You have fewer meaningful decisions to make where powerful cards just win the game. As much as I dislike retail limited, that is one area where I think the game does often play better - barring some sort of bomb, you generally have a lot of choices and ways to turn games around. Sure, how good of a deck you drafted matters still, but how you play and what choices you make is equally (maybe more?) important. Harkening back to a discussion we had about what sort of meta would be the most competitive, I believe it would be pretty low powered for this reason. Bringing the discussion full circle... the (largely) singleton nature of cube, in addition to the fact that there is very little chaff (and often flat power curves) - all that contributes to a more decision rich in game experience without some of the painfully lower powered grindy nature of traditional limited.

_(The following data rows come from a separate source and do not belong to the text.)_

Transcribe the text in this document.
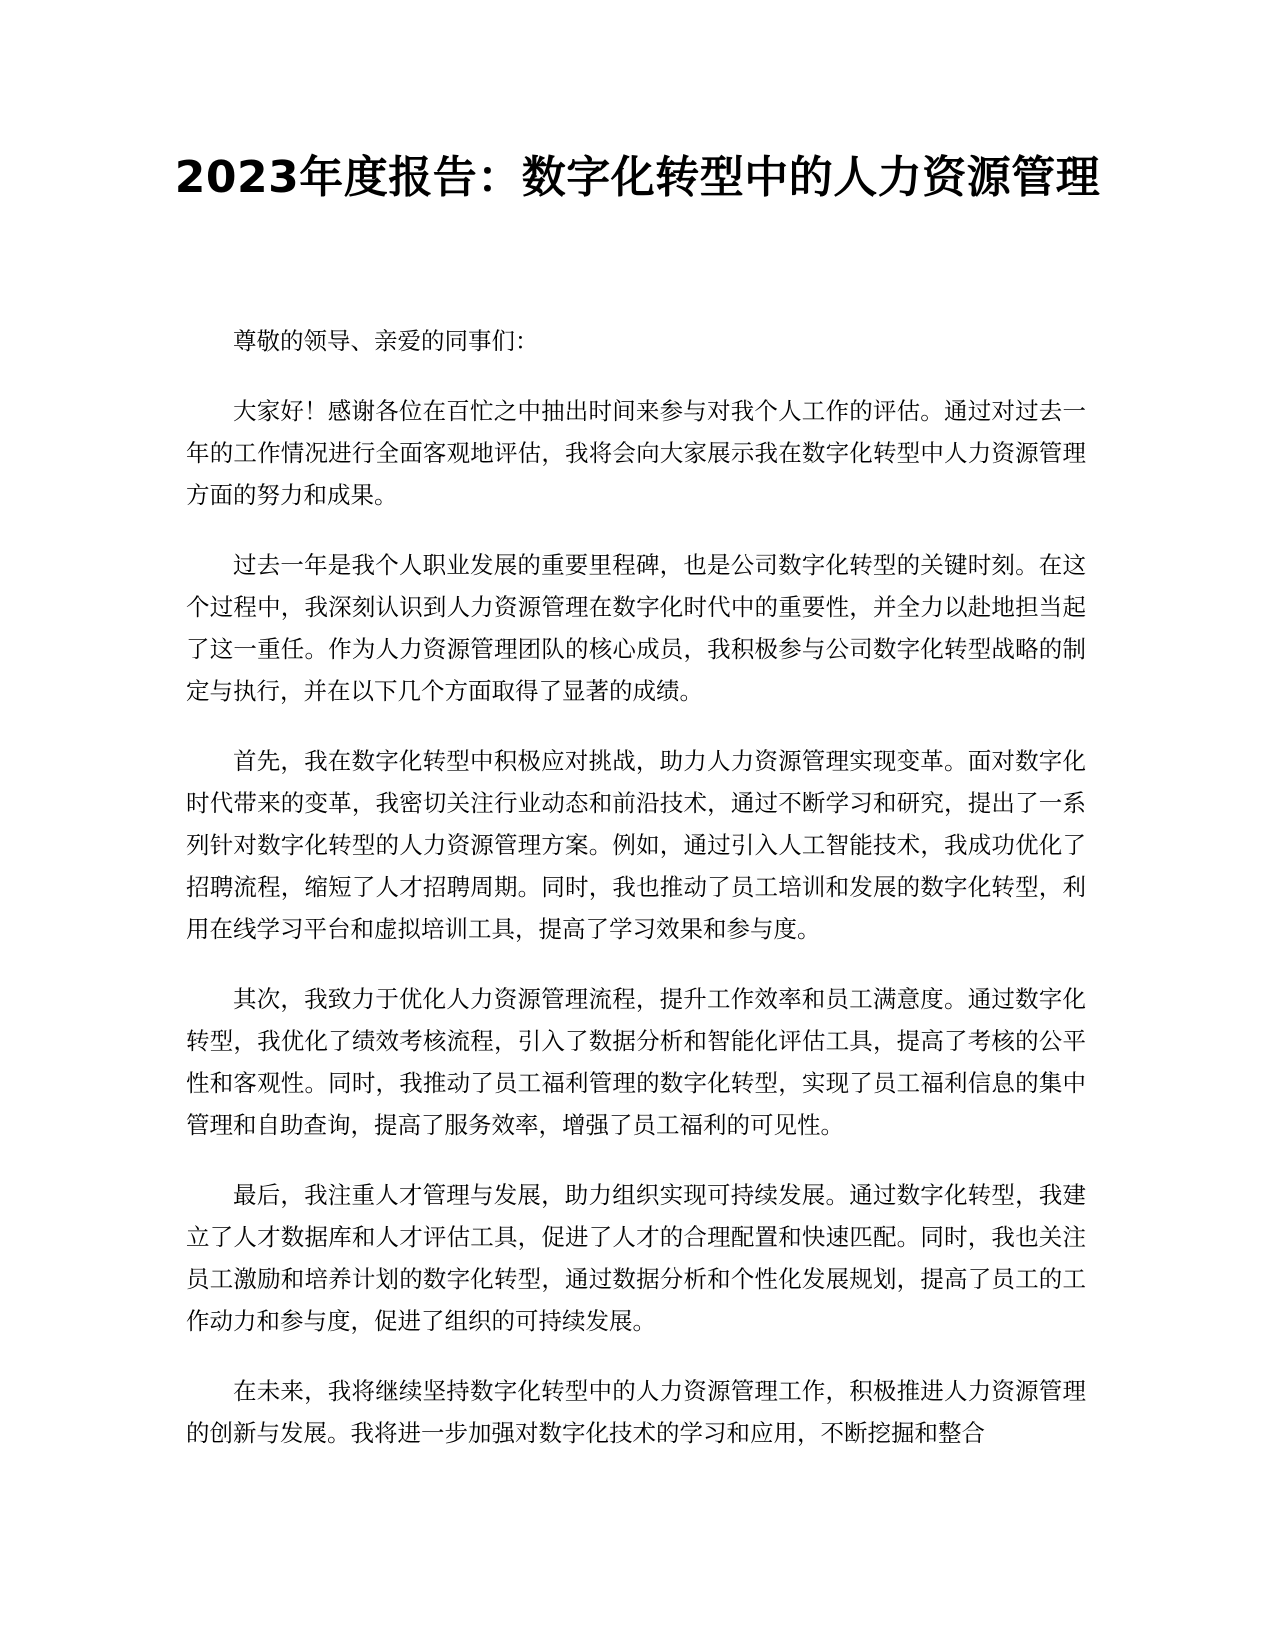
2023年度报告：数字化转型中的人力资源管理

尊敬的领导、亲爱的同事们：

大家好！感谢各位在百忙之中抽出时间来参与对我个人工作的评估。通过对过去一年的工作情况进行全面客观地评估，我将会向大家展示我在数字化转型中人力资源管理方面的努力和成果。

过去一年是我个人职业发展的重要里程碑，也是公司数字化转型的关键时刻。在这个过程中，我深刻认识到人力资源管理在数字化时代中的重要性，并全力以赴地担当起了这一重任。作为人力资源管理团队的核心成员，我积极参与公司数字化转型战略的制定与执行，并在以下几个方面取得了显著的成绩。

首先，我在数字化转型中积极应对挑战，助力人力资源管理实现变革。面对数字化时代带来的变革，我密切关注行业动态和前沿技术，通过不断学习和研究，提出了一系列针对数字化转型的人力资源管理方案。例如，通过引入人工智能技术，我成功优化了招聘流程，缩短了人才招聘周期。同时，我也推动了员工培训和发展的数字化转型，利用在线学习平台和虚拟培训工具，提高了学习效果和参与度。

其次，我致力于优化人力资源管理流程，提升工作效率和员工满意度。通过数字化转型，我优化了绩效考核流程，引入了数据分析和智能化评估工具，提高了考核的公平性和客观性。同时，我推动了员工福利管理的数字化转型，实现了员工福利信息的集中管理和自助查询，提高了服务效率，增强了员工福利的可见性。

最后，我注重人才管理与发展，助力组织实现可持续发展。通过数字化转型，我建立了人才数据库和人才评估工具，促进了人才的合理配置和快速匹配。同时，我也关注员工激励和培养计划的数字化转型，通过数据分析和个性化发展规划，提高了员工的工作动力和参与度，促进了组织的可持续发展。

在未来，我将继续坚持数字化转型中的人力资源管理工作，积极推进人力资源管理的创新与发展。我将进一步加强对数字化技术的学习和应用，不断挖掘和整合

And being configurable, you can make SBing as important or unimportant as you want. It's season to taste.
In my initial review of the set, I mentioned how the usual prerelease-day talk of “lost/won with an unbeatable rare/mythic” was replaced with “just beat an overpowered mythic no problem,” and I’ve spent a lot of time wondering why this is. Innistrad’s rares, for the most part, are a lot less straightforwardly powerful than they are an invitation to play a different archetype than what someone is accustomed to drafting. Is Geist-Honored Monk a good card? Unquestionably yes, and it can go into any white deck in the format without issue. But a deck set up specifically to take advantage of the fact that it makes Spirit tokens, or one already geared toward flooding the board, is going to get more mileage from it than other decks. When it comes to more marginal rares like Mindshrieker, things get a lot more ambiguous. Is this a 1st-pick bomb, or a 6th-pick playable? How does it compare to Murder of Crows or Claustrophobia? It depends on what you’re doing with it. And that’s the wonderful aspect of Innistrad’s “bombs.”
At the opposite end of the spectrum lay Innistrad’s unplayable cards. Rosewaterist design philosophy tells us that cards at the end of the pack, the cards that are completely worthless even in limited, are a necessary evil of a large set. Without them, the thinking goes, their place would simply be taken up by the next-worst cards in the set. It is therefore impossible to be rid of unplayable cards.
Innistrad demonstrates that this is wrong. I encourage you, reader, to go through the entire set of Innistrad and find me cards that are completely limited-unplayable, in every archetype, even out of the sideboard. If you find more than three, you’re just evaluating some of them incorrectly.
Having a spectrum of quality does not mean that some cards have to be worthless. It means that some of them have to be worthless for most decks. Those remaining cards can be dedicated toward furthering a certain archetype (or as sideboard fodder against it). Innistrad’s almost slavish devotion toward making all its cards playable is perhaps its most impressive feature, one that goes a great deal toward making its many archetypes and strategies viable. There would be limited decks where I’d routinely side in half a dozen cards; it’s something that can separate the FNM-quality drafter from the professional-quality one (not that I’m as good at Magic as a pro)
What you're doing is tightning the power band to a reasonable level, creating equality of card worth in the abstract, than allowing for the drafter's directionality to provide the context by which the cards should be ranked on a hierarchy. We're taking abstract equality, and turning it into a contexual hierachy (or contextual inequality, if you will).
I enjoy the fact that there aren't really archetypes. You just get to draft the best cards and make a synergistic deck with them.